Bank Sentral China mendevaluasi mata uangnya hampir 2 persen hari Selasa (11/8), yang akan membuat barang ekspor negara itu lebih murah dan lebih bersaing. Devaluasi itu juga akan membuat barang-barang yang diimpor ke China menjadi lebih mahal bagi konsumen China.
Perubahan itu menyusul merosotnya ekspor dan kekacauan pasar saham di negara dengan ekonomi terbesar ke-2 di dunia itu. Pengamat ekonomi, Gus Faucher dari PNC Bank mengatakan, kebijakan dalam pertukaran nilai mata uang itu tampaknya bakal “mendukung pertumbuhan di China”.
Mata uang China secara ketat dikontrol oleh pemerintah dan diijinkan untuk naik atau turun 2 persen pada titik sentral yang dipatok tiap hari oleh Bank Rakyat China atau PBOC. Bank PBOC mengatakan, perubahan itu membuat pasang-surut nilai mata uang China ditentukan oleh kekuatan pasar.

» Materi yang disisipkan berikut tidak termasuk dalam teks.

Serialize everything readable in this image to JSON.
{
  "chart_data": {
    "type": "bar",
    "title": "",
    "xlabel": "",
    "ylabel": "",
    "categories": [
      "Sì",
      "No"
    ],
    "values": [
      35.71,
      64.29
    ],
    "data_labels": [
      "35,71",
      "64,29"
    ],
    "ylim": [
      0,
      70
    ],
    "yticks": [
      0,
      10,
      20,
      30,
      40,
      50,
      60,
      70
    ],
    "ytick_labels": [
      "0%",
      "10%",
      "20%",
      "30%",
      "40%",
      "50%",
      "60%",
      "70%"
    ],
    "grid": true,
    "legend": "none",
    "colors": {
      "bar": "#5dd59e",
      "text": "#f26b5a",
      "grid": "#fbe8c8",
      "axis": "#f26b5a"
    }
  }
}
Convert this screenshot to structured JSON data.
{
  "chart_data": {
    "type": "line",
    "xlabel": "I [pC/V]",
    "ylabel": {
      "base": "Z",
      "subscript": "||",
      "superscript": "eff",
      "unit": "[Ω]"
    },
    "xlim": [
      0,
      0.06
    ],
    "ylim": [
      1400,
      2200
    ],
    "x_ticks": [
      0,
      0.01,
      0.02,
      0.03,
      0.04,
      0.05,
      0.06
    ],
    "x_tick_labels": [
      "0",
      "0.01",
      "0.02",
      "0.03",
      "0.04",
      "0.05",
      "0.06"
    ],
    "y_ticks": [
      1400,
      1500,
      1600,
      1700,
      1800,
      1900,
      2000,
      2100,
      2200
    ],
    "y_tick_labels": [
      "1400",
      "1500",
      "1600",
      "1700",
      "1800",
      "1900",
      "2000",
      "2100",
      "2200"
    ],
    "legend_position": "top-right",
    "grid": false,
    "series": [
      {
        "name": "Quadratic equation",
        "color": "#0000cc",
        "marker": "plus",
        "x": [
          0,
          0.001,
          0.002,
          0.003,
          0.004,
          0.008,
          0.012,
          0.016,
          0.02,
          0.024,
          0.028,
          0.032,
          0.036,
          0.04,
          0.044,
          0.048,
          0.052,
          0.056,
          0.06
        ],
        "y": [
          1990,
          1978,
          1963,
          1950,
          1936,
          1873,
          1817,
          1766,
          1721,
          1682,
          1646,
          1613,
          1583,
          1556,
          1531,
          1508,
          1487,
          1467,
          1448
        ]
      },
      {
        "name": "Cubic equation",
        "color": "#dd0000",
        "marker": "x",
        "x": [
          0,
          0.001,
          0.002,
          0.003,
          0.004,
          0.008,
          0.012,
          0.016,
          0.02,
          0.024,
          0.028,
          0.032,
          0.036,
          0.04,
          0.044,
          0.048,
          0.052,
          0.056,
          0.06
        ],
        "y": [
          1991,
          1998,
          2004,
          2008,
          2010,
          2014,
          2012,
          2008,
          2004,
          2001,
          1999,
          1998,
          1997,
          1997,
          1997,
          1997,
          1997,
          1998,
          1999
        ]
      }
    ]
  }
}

Devaluasi itu tampaknya mengkhawarirkan sebagian investor mengenai pertumbuhan ekonomi di sana. Pada hari Selasa terlihat, indeks saham utama turun di seluruh dunia. Harga minyak mentah juga jatuh dan memicu spekulasi bahwa permintaan China untuk energi akan melamban.
Langkah hari Selasa diambil setelah pengumuman bahwa ekspor China pada bulan Juli turun 8 persen lebih dari waktu yang sama tahun lalu.